À l’époque, Gilles Brassard ne connaît strictement rien à la mécanique quantique. Charles Bennett, chercheur chez IBM, voulait s’allier à lui pour améliorer une idée dont il avait entendu parler plusieurs années auparavant de son ami Stephen Wiesner, alors doctorant à l’Université Columbia. « Quelques dizaines de minutes plus tard, quand Bennett et moi sommes retournés sur la plage, notre premier article scientifique était essentiellement écrit », raconte M. Brassard. Et une collaboration scientifique qui persiste encore aujourd’hui était née.

Dans les années suivantes, le duo se rencontre régulièrement et peaufine sa théorie. « À l’époque, c’était seulement un jeu », explique le sexagénaire. L’idée originale des billets de banque se transforme en quelque chose de beaucoup plus utile : une manière de transmettre des messages secrets. En 1984, Bennett et Brassard publient finalement leur protocole, aujourd’hui connu sous le nom de « BB84 » et cité plus de 7500 fois dans la littérature.

Déploiement chinois

Selon Gilles Brassard, c’est toutefois la théorie de la téléportation quantique qui est sa plus grande contribution à la science. « Cette découverte a complètement bouleversé l’édifice de l’informatique quantique », croit-il, ajoutant que tout ce qui se fait aujourd’hui dans le domaine en découle.

En 1992, en marge d’une présentation à l’Université de Montréal, un groupe de six scientifiques se réunit dans son bureau pour un « brainstorm de deux heures », raconte Gilles Brassard. Les chercheurs retournent ensuite de leur côté et continuent à gribouiller. Quelques heures plus tard, la téléportation quantique est née. « C’était un moment magique », se souvient Gilles Brassard.

Depuis, plusieurs laboratoires ont réussi à téléporter des photons. Le record de distance est actuellement de 1400 km.

Dès le milieu des années 1990, c’est la consécration pour Gilles Brassard. Il est fait membre de la Société royale du Canada (1996), fellow de la Royal Society of London (2013), officier de l’ordre du Canada (2013) et officier de l’ordre national du Québec (2017), en plus d’obtenir trois doctorats honorifiques.
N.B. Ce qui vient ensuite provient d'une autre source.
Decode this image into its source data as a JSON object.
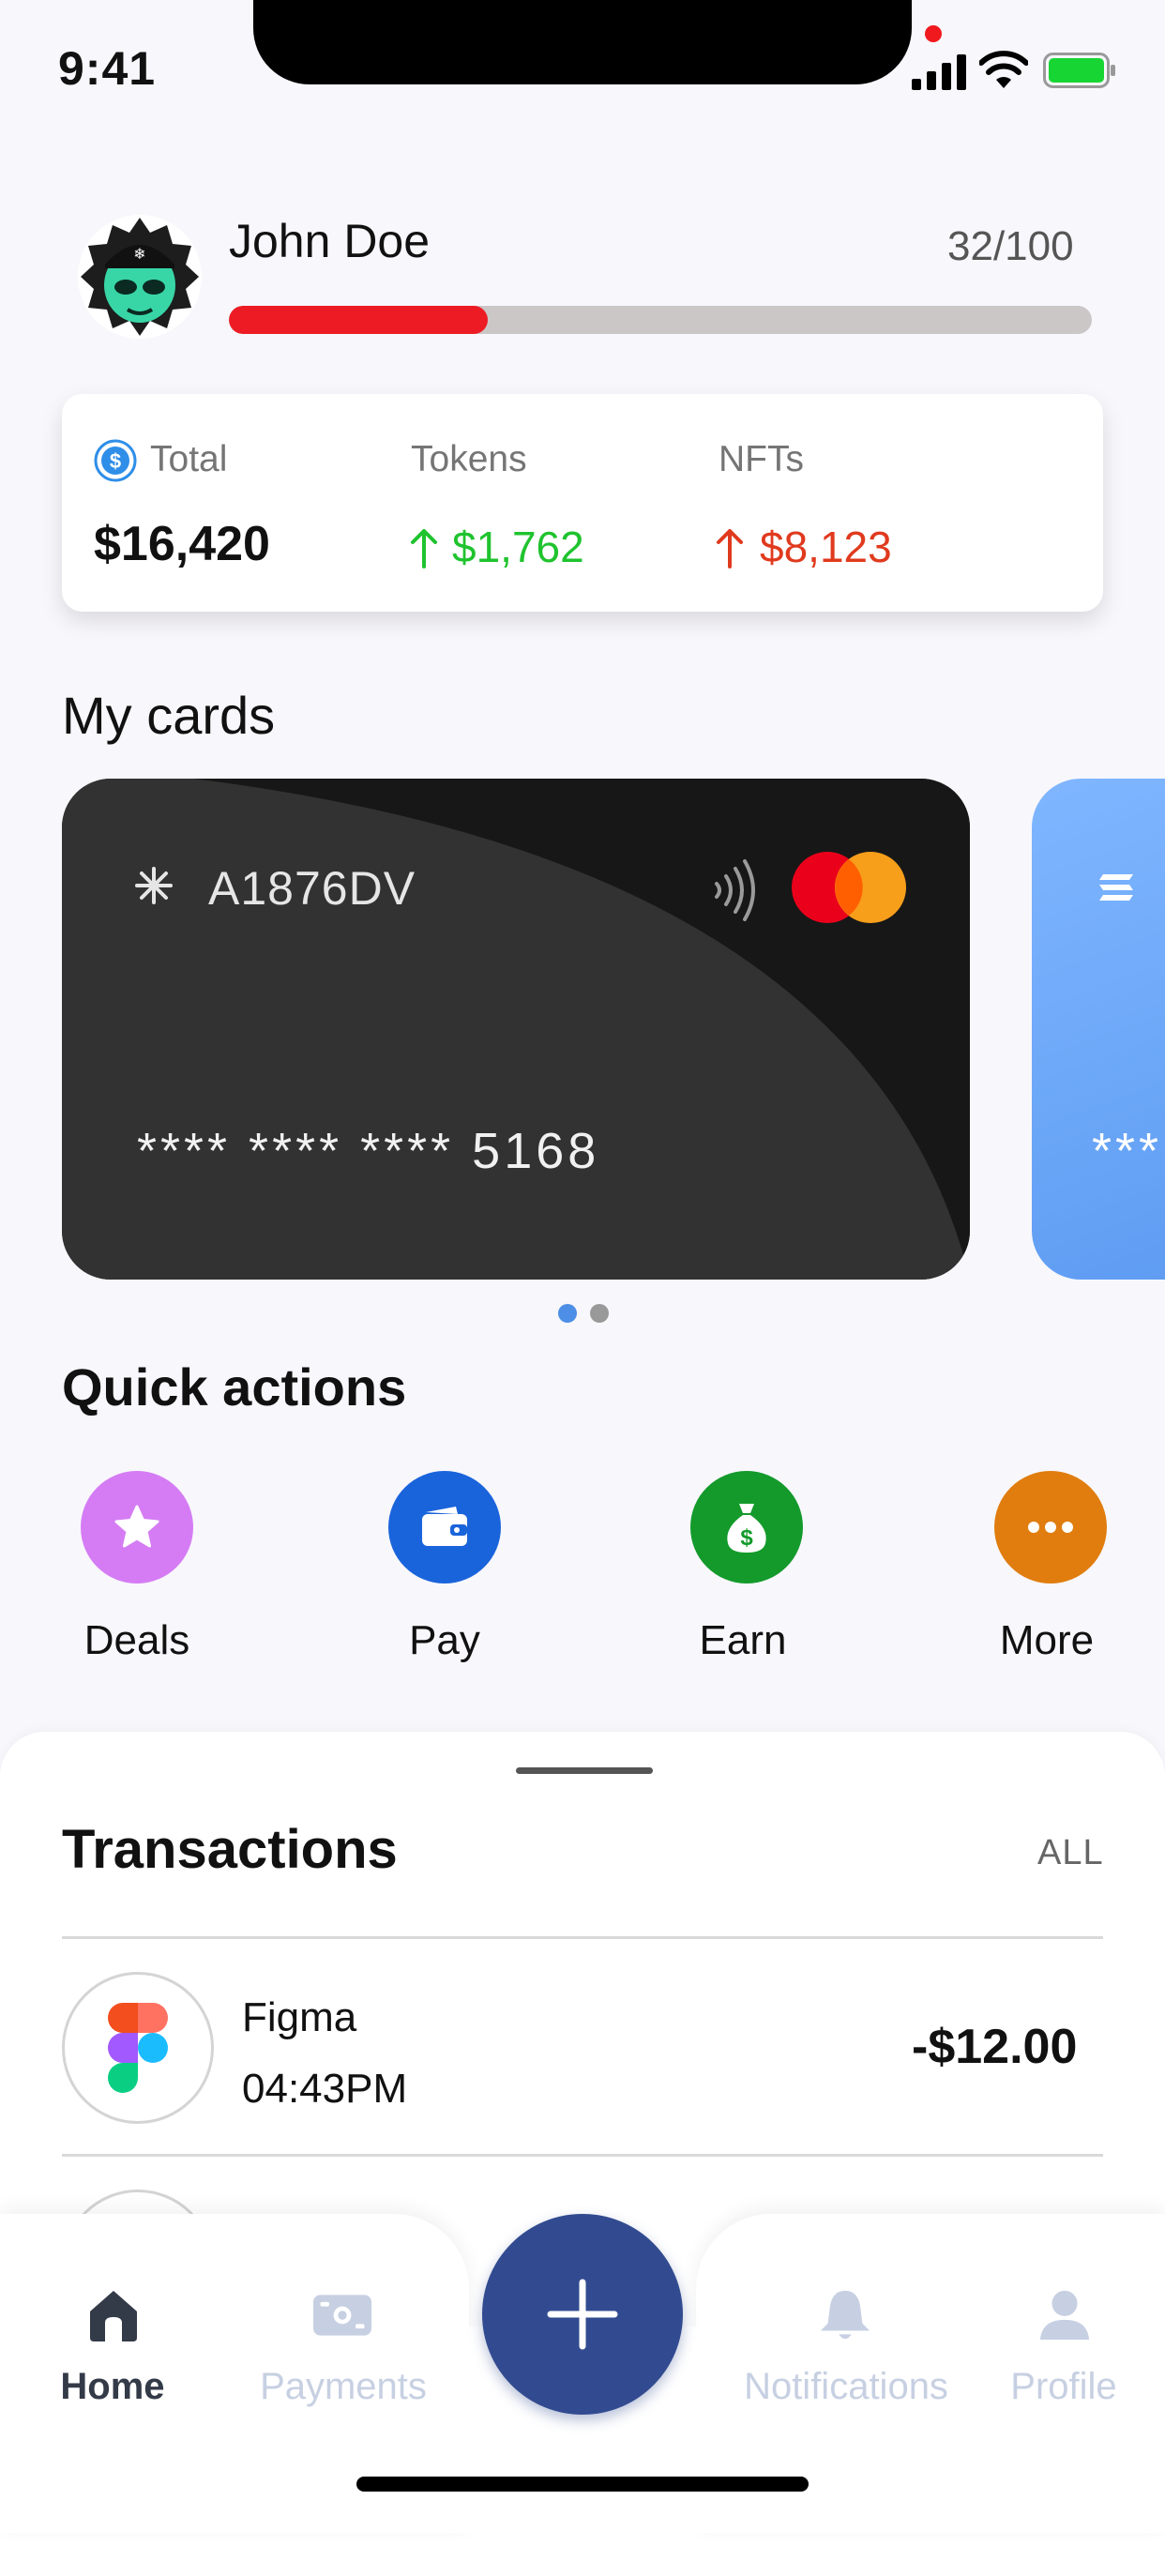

En attendant l’ultime trophée, Gilles Brassard se plaît à assister à l’essor de la communication quantique en Chine, qui dépense 200 millions de dollars par an pour implanter un réseau. Une « épine dorsale » de fibre optique relie maintenant Beijing à Shanghai. Le gouvernement utilise déjà la ligne, et des banques ont récemment commencé à tester le réseau pour leurs activités, indique M. Brassard. En 2016, l’empire du Milieu a même lancé un satellite équipé pour la communication quantique. Ses messages sont chiffrés avec BB84.

Cryptographie quantique

Pour transmettre un message, le protocole exige l’échange d’une « clé de chiffrement ». Cette longue séquence de 0 et de 1 est encodée avec des photons, des particules qui obéissent à la mécanique quantique. Si un espion intercepte l’un des photons de la clé, son intrusion devient aussitôt évidente aux deux correspondants. Ils font alors avorter la communication. Par contre, si la clé est échangée avec succès, les correspondants transmettent le message chiffré, que le destinataire peut déchiffrer avec la clé. Les lois de la physique certifient qu’aucun espion ne peut briser ce protocole sans être détecté, même avec des ressources illimitées.

Téléportation quantique

Ce protocole ne permet pas de téléporter un corps, mais plutôt de l’information. La procédure tire avantage de l’intrication, un phénomène purement quantique qu’Einstein appelait une « action fantomatique à distance ».